If your organization's human resources department and managers are onboarding new employees at a rapid rate, it can only mean one thing: You're growing, and that's a good thing. On the other side of the spectrum, if you lack the resources your new hires need to settle into their roles, they may become self-reliant, which isn't always a good thing. So how do you achieve the former, and provide your employees with proper training? And who should take responsibility of onboarding your new employees?
Your employees need to learn new skills if you want your organization to grow
While large organizations typically have a sizable onboarding and training budget, small businesses usually do not. So who should take the role of helping new employees develop the skills they need to succeed? According to Ruth Mayhew in a contribution to Chron, "...human resources and line managers should work together because both parties have a vested interest in ensuring the company achieves success. Through working together, line management becomes more proficient in tactical human resources functions. This frees up time for human resources professionals to devote more time to strategic HR management." By divvying up responsibilities, both teams will have more time to dedicate to their roles, instead of focusing all of their time on onboarding and development. Strategic planning of employee onboarding and business-skills training also ensures consistency.
If you find that this approach may be more feasible once your organization has grown further, there are a number of different methods you can take to onboard and train your new employees right now. Use the talent you have in house to develop a mentoring program or utilize training videos and live webinars that employees can watch at their desks. Let's take a look at a couple of training methods that will help your new employees' develop the skills they need:
Give your team the tools it needs to learn on its own with virtual training methods. Virtual training uses technology to automate or virtualize some aspect of a training initiative, and it has enormous potential for most organizations. While traditional training can be very effective when a hands-on element is required, from a cost standpoint, virtual training can save your company significant funds. No matter the type you determine to be best for your learners, virtual training has clear strengths and advantages. Here's a list of options that deliver the benefits we listed above:
- Video training
- Live webinars
- Remote classes
- Custom modules
Want to free up your time? Empower your employees to take the lead
"An employee who clearly understands the core values, purpose and direction of the company can easily make consistent decisions and take appropriate action at any junction," writes Kevin Daum in a contribution to Inc. "It's on you as the leader to impart your vision.
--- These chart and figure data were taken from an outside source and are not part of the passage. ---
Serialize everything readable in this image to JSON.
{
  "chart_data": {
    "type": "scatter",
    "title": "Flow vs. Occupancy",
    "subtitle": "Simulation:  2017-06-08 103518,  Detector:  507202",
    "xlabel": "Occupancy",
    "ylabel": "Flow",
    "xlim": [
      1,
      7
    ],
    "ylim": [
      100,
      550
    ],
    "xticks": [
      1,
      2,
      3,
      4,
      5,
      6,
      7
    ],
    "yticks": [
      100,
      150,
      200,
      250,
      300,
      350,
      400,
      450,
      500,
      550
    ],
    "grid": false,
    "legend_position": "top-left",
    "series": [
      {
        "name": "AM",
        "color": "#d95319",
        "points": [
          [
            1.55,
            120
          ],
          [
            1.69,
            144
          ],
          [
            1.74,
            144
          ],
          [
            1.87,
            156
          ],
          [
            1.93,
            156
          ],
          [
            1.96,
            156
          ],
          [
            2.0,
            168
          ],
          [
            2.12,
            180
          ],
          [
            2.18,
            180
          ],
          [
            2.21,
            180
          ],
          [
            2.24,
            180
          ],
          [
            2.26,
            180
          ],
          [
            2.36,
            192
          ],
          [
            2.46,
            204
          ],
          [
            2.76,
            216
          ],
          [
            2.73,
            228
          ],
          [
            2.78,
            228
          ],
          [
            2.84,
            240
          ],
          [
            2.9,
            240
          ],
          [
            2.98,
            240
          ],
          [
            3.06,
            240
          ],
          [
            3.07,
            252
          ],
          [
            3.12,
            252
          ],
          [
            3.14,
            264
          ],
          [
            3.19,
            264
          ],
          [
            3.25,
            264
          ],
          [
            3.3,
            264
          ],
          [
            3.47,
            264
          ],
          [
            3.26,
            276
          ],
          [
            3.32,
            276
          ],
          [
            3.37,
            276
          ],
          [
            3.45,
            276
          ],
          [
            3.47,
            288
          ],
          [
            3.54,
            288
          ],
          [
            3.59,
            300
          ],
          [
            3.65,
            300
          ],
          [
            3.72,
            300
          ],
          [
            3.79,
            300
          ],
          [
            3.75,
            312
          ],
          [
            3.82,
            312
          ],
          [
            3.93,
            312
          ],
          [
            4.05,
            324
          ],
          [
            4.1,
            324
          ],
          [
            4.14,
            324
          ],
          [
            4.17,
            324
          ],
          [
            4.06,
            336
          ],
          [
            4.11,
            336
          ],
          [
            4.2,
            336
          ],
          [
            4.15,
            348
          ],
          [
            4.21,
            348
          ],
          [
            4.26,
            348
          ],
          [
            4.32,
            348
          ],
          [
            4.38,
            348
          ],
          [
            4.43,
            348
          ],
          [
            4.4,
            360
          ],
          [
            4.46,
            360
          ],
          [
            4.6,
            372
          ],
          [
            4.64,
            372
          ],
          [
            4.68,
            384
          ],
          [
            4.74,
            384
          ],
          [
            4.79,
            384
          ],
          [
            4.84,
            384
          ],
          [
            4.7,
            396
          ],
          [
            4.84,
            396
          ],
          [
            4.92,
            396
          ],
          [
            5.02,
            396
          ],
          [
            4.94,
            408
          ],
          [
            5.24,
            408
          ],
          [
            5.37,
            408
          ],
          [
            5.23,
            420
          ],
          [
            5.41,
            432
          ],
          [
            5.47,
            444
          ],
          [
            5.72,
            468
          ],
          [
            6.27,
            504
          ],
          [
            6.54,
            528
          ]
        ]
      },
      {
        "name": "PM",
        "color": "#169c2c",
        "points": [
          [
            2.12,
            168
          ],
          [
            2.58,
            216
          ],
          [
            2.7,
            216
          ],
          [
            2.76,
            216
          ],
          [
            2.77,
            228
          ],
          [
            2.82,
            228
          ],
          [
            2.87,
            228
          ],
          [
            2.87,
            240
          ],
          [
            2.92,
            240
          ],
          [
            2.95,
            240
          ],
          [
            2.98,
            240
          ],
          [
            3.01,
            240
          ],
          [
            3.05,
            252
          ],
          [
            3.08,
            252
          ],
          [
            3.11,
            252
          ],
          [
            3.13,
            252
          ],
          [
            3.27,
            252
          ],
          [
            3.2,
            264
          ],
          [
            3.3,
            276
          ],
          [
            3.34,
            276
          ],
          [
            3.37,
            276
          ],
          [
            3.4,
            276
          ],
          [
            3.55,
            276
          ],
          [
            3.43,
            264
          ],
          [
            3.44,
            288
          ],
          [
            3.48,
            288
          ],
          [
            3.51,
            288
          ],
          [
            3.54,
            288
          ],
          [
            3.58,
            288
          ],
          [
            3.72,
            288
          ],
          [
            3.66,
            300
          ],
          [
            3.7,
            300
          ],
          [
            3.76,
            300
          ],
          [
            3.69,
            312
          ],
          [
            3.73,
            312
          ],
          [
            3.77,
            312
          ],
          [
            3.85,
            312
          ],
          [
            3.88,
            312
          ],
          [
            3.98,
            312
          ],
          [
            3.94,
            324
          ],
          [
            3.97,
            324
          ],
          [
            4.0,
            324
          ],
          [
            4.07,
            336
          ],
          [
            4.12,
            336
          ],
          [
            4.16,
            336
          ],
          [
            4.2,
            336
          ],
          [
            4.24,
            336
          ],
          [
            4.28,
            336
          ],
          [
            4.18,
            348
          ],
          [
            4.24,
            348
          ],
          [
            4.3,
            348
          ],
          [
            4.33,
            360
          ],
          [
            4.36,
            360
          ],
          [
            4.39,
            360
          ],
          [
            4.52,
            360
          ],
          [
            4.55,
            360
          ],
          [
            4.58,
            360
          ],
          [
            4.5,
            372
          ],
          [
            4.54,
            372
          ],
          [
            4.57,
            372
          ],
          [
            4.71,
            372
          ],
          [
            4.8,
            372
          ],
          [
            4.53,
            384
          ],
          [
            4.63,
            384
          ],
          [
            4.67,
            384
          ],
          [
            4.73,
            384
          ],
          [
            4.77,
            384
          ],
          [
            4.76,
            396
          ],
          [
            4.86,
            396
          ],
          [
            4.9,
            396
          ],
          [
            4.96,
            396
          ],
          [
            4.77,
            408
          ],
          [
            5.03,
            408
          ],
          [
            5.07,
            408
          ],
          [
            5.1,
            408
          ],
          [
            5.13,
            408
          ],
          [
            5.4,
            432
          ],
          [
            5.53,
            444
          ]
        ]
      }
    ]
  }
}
That's how you lead." Without clear direction, your employees simply can't succeed.
Daum continues: "People who don't know what they are supposed to do can't do it very well. Additionally, they need to know their boundaries so they don't step on others' toes or create inefficiency through redundancy." Put simply, sometimes all you need to do is open up the conversation with management to see what each department needs to become more efficient and productive.
With the information you gather from each manager, you can then identify the skills your new hires need to maintain peak performance and tailor a training program around that. Frankly, your employees can't succeed if they don't know what void they need to fill. When you establish clear roles and assign achievable tasks, however, you can empower each one of your employees to take the initiative to grow within the department and, ultimately, the company.